To break the tie, we must use the ordinary tools of investigation – logic, science, historical methods, and so on. Let’s use science this time.

The Big Bang cosmology is the most widely accepted cosmology of the day. It is based on several lines of evidence, and is broadly compatible with Genesis. It denies the past eternality of the universe. This peer-reviewed paper in an astrophysics journal explains. (full text here)


The standard Big Bang model thus describes a universe which is not eternal in the past, but which came into being a finite time ago. Moreover,–and this deserves underscoring–the origin it posits is an absolute origin ex nihilo. For not only all matter and energy, but space and time themselves come into being at the initial cosmological singularity. As Barrow and Tipler emphasize, “At this singularity, space and time came into existence; literally nothing existed before the singularity, so, if the Universe originated at such a singularity, we would truly have a creation ex nihilo.

[…]On such a model the universe originates ex nihilo in the sense that at the initial singularity it is true that There is no earlier space-time point or it is false that Something existed prior to the singularity.

Christian cosmology requires such a creation out of nothing, but this is clearly incompatible with what Mormons believe about the universe. The claims about the universe made by the two religions are in disagreement, and we can test empirically to see who is right, using science.

Taking religion seriously

You can find other disagreements between Christianity and Mormonism, if you are not so busy putting on make-up like politicians and journalists are. For example, Christianity is monotheistic (one God) and Mormonism is polytheistic (many gods). That means Mormonism is more like Hinduism than it is like Christianity – Mormonism and Hinduism even agree on the eternally oscillating universe. You can read all about it, with citations from Mormon scholars, in this article, authored by Baylor University professor Francis J. Beckwith. Or you could take a look at the history of Mormonism, and see if the claims made in the religious texts of Mormonism are historical. Or you could take a look at the prophetic claims of the founder of Mormonism and see if they were accurate.

Here’s an examination of the historical basis for the Mormon Scriptures, for example:

This is how responsible people evaluate religions to see whether they are all the same as the others, and, more importantly, if one is true. The point of religion is not to make people feel good, or to make them have a sense of community.

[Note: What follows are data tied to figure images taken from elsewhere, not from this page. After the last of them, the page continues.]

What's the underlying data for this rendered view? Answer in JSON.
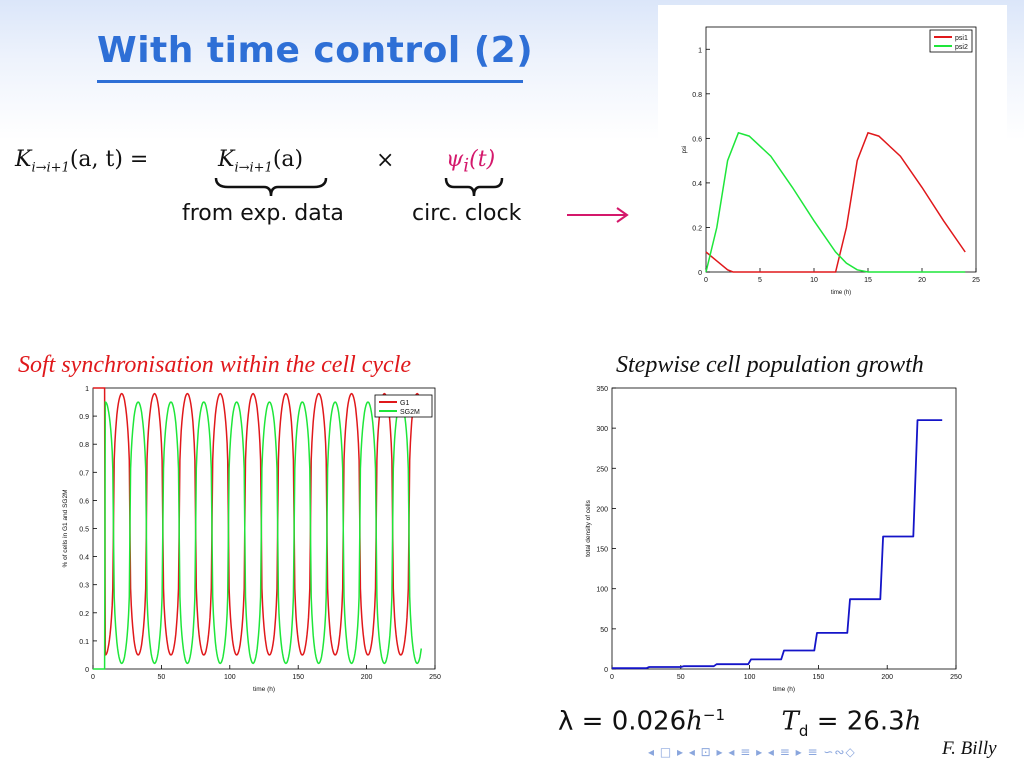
{
  "slide": {
    "title": "With time control (2)",
    "equation": {
      "lhs": "K",
      "lhs_sub": "i→i+1",
      "lhs_args": "(a, t) =",
      "term1": "K",
      "term1_sub": "i→i+1",
      "term1_args": "(a)",
      "times": "×",
      "term2": "ψ",
      "term2_sub": "i",
      "term2_args": "(t)",
      "label1": "from exp. data",
      "label2": "circ. clock"
    },
    "caption_left": "Soft synchronisation within the cell cycle",
    "caption_right": "Stepwise cell population growth",
    "formula": {
      "lambda": "λ = 0.026",
      "lambda_unit": "h",
      "lambda_exp": "−1",
      "td": "T",
      "td_sub": "d",
      "td_value": "= 26.3",
      "td_unit": "h"
    },
    "author": "F. Billy",
    "nav_symbols": "◂ □ ▸ ◂ ⊡ ▸ ◂ ≡ ▸ ◂ ≡ ▸   ≡ ∽∾◇"
  },
  "colors": {
    "title": "#2e6fd6",
    "accent": "#d4186b",
    "red": "#e0181b",
    "green": "#1ee63a",
    "blue": "#1414c8"
  },
  "chart_data": [
    {
      "id": "psi",
      "type": "line",
      "xlabel": "time (h)",
      "ylabel": "psi",
      "xlim": [
        0,
        25
      ],
      "ylim": [
        0,
        1.1
      ],
      "xticks": [
        0,
        5,
        10,
        15,
        20,
        25
      ],
      "yticks": [
        0,
        0.2,
        0.4,
        0.6,
        0.8,
        1
      ],
      "legend": "top-right",
      "series": [
        {
          "name": "psi1",
          "color": "#e0181b",
          "x": [
            0,
            1,
            2,
            2.5,
            12,
            13,
            14,
            15,
            16,
            18,
            20,
            22,
            24
          ],
          "y": [
            0.09,
            0.05,
            0.01,
            0,
            0,
            0.2,
            0.5,
            0.625,
            0.61,
            0.52,
            0.38,
            0.23,
            0.09
          ]
        },
        {
          "name": "psi2",
          "color": "#1ee63a",
          "x": [
            0,
            1,
            2,
            3,
            4,
            6,
            8,
            10,
            12,
            13,
            14,
            15,
            20,
            24
          ],
          "y": [
            0,
            0.2,
            0.5,
            0.625,
            0.61,
            0.52,
            0.38,
            0.23,
            0.09,
            0.04,
            0.01,
            0,
            0,
            0
          ]
        }
      ]
    },
    {
      "id": "sync",
      "type": "line",
      "xlabel": "time (h)",
      "ylabel": "% of cells in G1 and SG2M",
      "xlim": [
        0,
        250
      ],
      "ylim": [
        0,
        1
      ],
      "xticks": [
        0,
        50,
        100,
        150,
        200,
        250
      ],
      "yticks": [
        0,
        0.1,
        0.2,
        0.3,
        0.4,
        0.5,
        0.6,
        0.7,
        0.8,
        0.9,
        1
      ],
      "legend": "top-right",
      "period_h": 24,
      "series": [
        {
          "name": "G1",
          "color": "#e0181b",
          "min": 0.05,
          "max": 0.98
        },
        {
          "name": "SG2M",
          "color": "#1ee63a",
          "min": 0.02,
          "max": 0.95
        }
      ]
    },
    {
      "id": "growth",
      "type": "line",
      "xlabel": "time (h)",
      "ylabel": "total density of cells",
      "xlim": [
        0,
        250
      ],
      "ylim": [
        0,
        350
      ],
      "xticks": [
        0,
        50,
        100,
        150,
        200,
        250
      ],
      "yticks": [
        0,
        50,
        100,
        150,
        200,
        250,
        300,
        350
      ],
      "series": [
        {
          "name": "",
          "color": "#1414c8",
          "x": [
            0,
            25,
            27,
            50,
            52,
            74,
            76,
            99,
            101,
            123,
            125,
            147,
            149,
            171,
            173,
            195,
            197,
            219,
            222,
            240
          ],
          "y": [
            1,
            1,
            2.5,
            2.5,
            3.5,
            3.5,
            6,
            6,
            12,
            12,
            23,
            23,
            45,
            45,
            87,
            87,
            165,
            165,
            310,
            310
          ]
        }
      ]
    }
  ]
}
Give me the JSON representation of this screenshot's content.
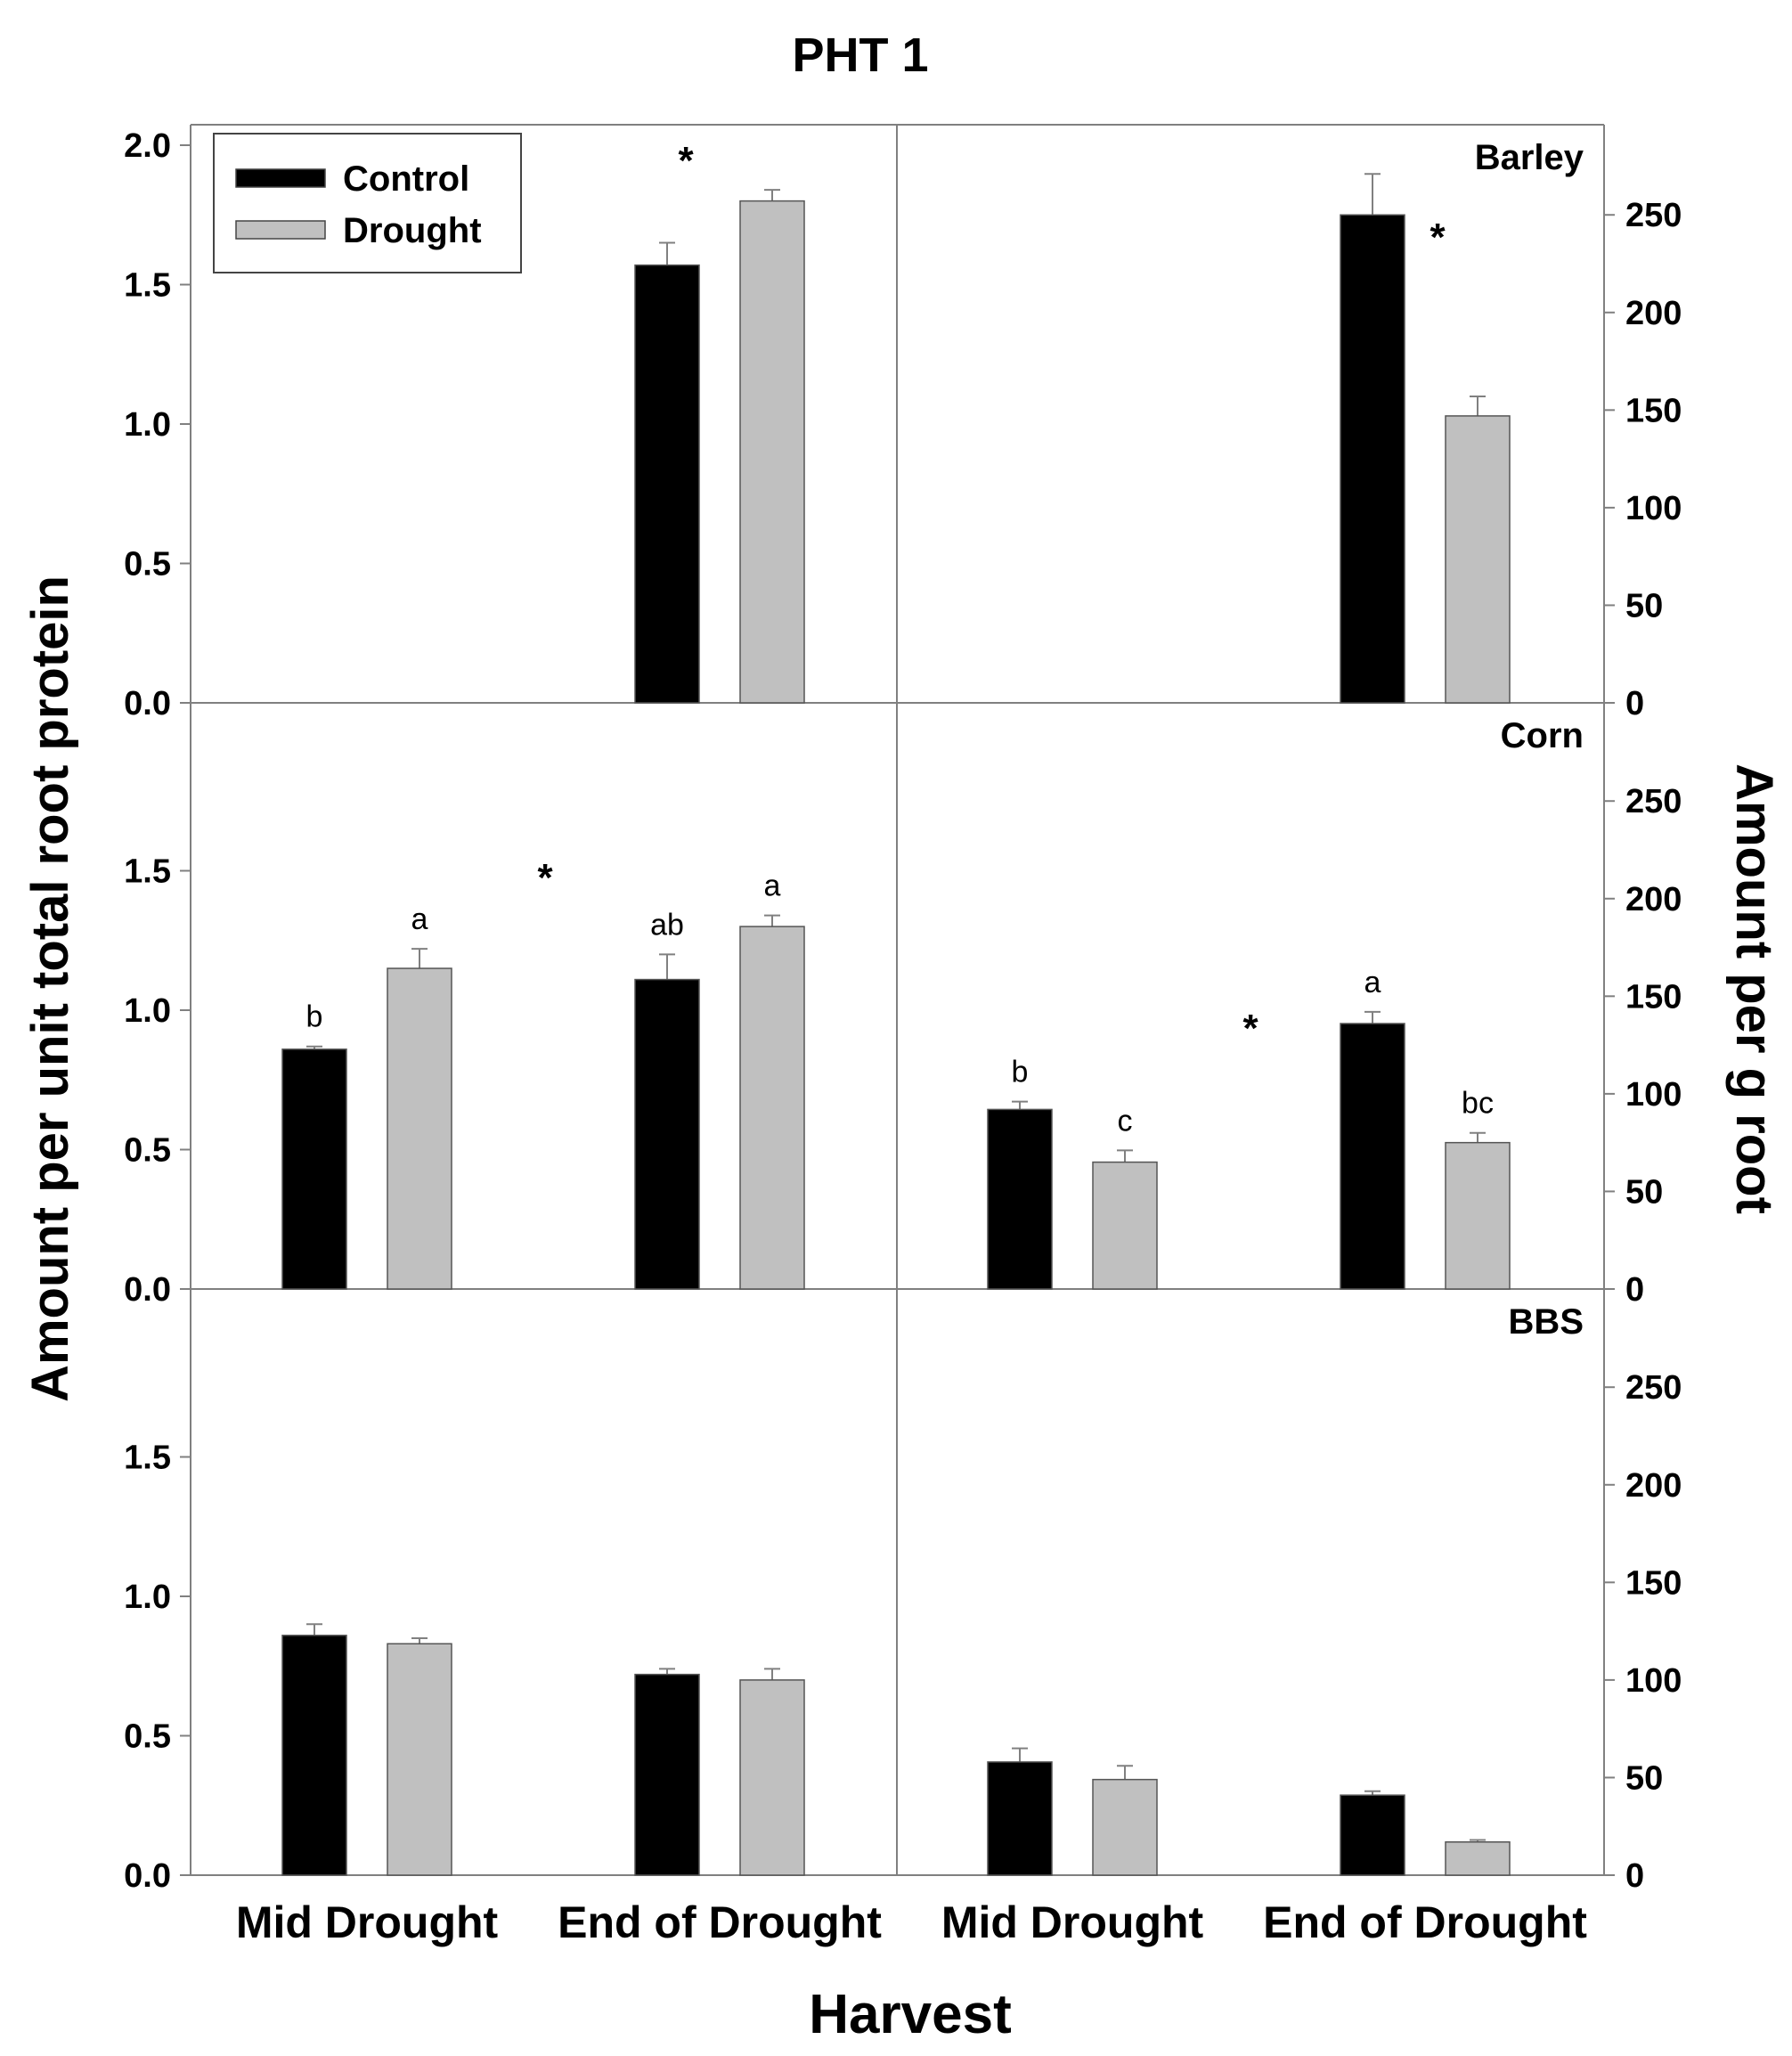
{
  "chart_data": {
    "type": "bar",
    "title": "PHT 1",
    "xlabel": "Harvest",
    "ylabel_left": "Amount per unit total root protein",
    "ylabel_right": "Amount per g root",
    "categories": [
      "Mid Drought",
      "End of Drought",
      "Mid Drought",
      "End of Drought"
    ],
    "legend": {
      "placement": "top-left",
      "entries": [
        {
          "name": "Control",
          "color": "#000000"
        },
        {
          "name": "Drought",
          "color": "#c0c0c0"
        }
      ]
    },
    "colors": {
      "control": "#000000",
      "drought": "#c0c0c0",
      "axis": "#808080"
    },
    "axes": {
      "left_ylim": [
        0,
        2.0
      ],
      "left_ticks_first": [
        "0.0",
        "0.5",
        "1.0",
        "1.5",
        "2.0"
      ],
      "left_ticks": [
        "0.0",
        "0.5",
        "1.0",
        "1.5"
      ],
      "right_ylim": [
        0,
        285.7
      ],
      "right_ticks_first": [
        "0",
        "50",
        "100",
        "150",
        "200",
        "250"
      ],
      "right_ticks": [
        "0",
        "50",
        "100",
        "150",
        "200",
        "250"
      ]
    },
    "panels": [
      {
        "name": "Barley",
        "groups": [
          {
            "category": "Mid Drought",
            "axis": "left",
            "control": null,
            "drought": null
          },
          {
            "category": "End of Drought",
            "axis": "left",
            "control": 1.57,
            "control_err": 0.08,
            "drought": 1.8,
            "drought_err": 0.04
          },
          {
            "category": "Mid Drought",
            "axis": "right",
            "control": null,
            "drought": null
          },
          {
            "category": "End of Drought",
            "axis": "right",
            "control": 250,
            "control_err": 21,
            "drought": 147,
            "drought_err": 10
          }
        ],
        "stars": [
          {
            "text": "*",
            "group": 1
          },
          {
            "text": "*",
            "group": 3
          }
        ]
      },
      {
        "name": "Corn",
        "groups": [
          {
            "category": "Mid Drought",
            "axis": "left",
            "control": 0.86,
            "control_err": 0.01,
            "drought": 1.15,
            "drought_err": 0.07,
            "control_letter": "b",
            "drought_letter": "a"
          },
          {
            "category": "End of Drought",
            "axis": "left",
            "control": 1.11,
            "control_err": 0.09,
            "drought": 1.3,
            "drought_err": 0.04,
            "control_letter": "ab",
            "drought_letter": "a"
          },
          {
            "category": "Mid Drought",
            "axis": "right",
            "control": 92,
            "control_err": 4,
            "drought": 65,
            "drought_err": 6,
            "control_letter": "b",
            "drought_letter": "c"
          },
          {
            "category": "End of Drought",
            "axis": "right",
            "control": 136,
            "control_err": 6,
            "drought": 75,
            "drought_err": 5,
            "control_letter": "a",
            "drought_letter": "bc"
          }
        ],
        "stars": [
          {
            "text": "*",
            "group": 0.5
          },
          {
            "text": "*",
            "group": 2.5
          }
        ]
      },
      {
        "name": "BBS",
        "groups": [
          {
            "category": "Mid Drought",
            "axis": "left",
            "control": 0.86,
            "control_err": 0.04,
            "drought": 0.83,
            "drought_err": 0.02
          },
          {
            "category": "End of Drought",
            "axis": "left",
            "control": 0.72,
            "control_err": 0.02,
            "drought": 0.7,
            "drought_err": 0.04
          },
          {
            "category": "Mid Drought",
            "axis": "right",
            "control": 58,
            "control_err": 7,
            "drought": 49,
            "drought_err": 7
          },
          {
            "category": "End of Drought",
            "axis": "right",
            "control": 41,
            "control_err": 2,
            "drought": 17,
            "drought_err": 1
          }
        ],
        "stars": []
      }
    ]
  }
}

The point of religion is to know how we got here, where we are going, and what we are supposed to be doing – as matters of fact.

As long as you don’t assume, before doing any research, that all religions are the same, and that all of their claims are equally untestable, then you can actually investigate things and come to some conclusions. Investigating is good, but watching debates with different views that feature public, testable evidence is also a good idea. The important thing is that you are serious about evaluating the testable claims of different religions, and that you don’t assume that choosing a religion is just like taste in clothes or taste in food, which varies by time and place and is really not making objective propositional claims about reality, instead of subjective claims about individual tastes and preferences. Just because you were born into a country that believed that the Earth was flat (or round) that wouldn’t take away the obligation on you to test those views and go looking at other views using the tools of logic, science and historical analysis.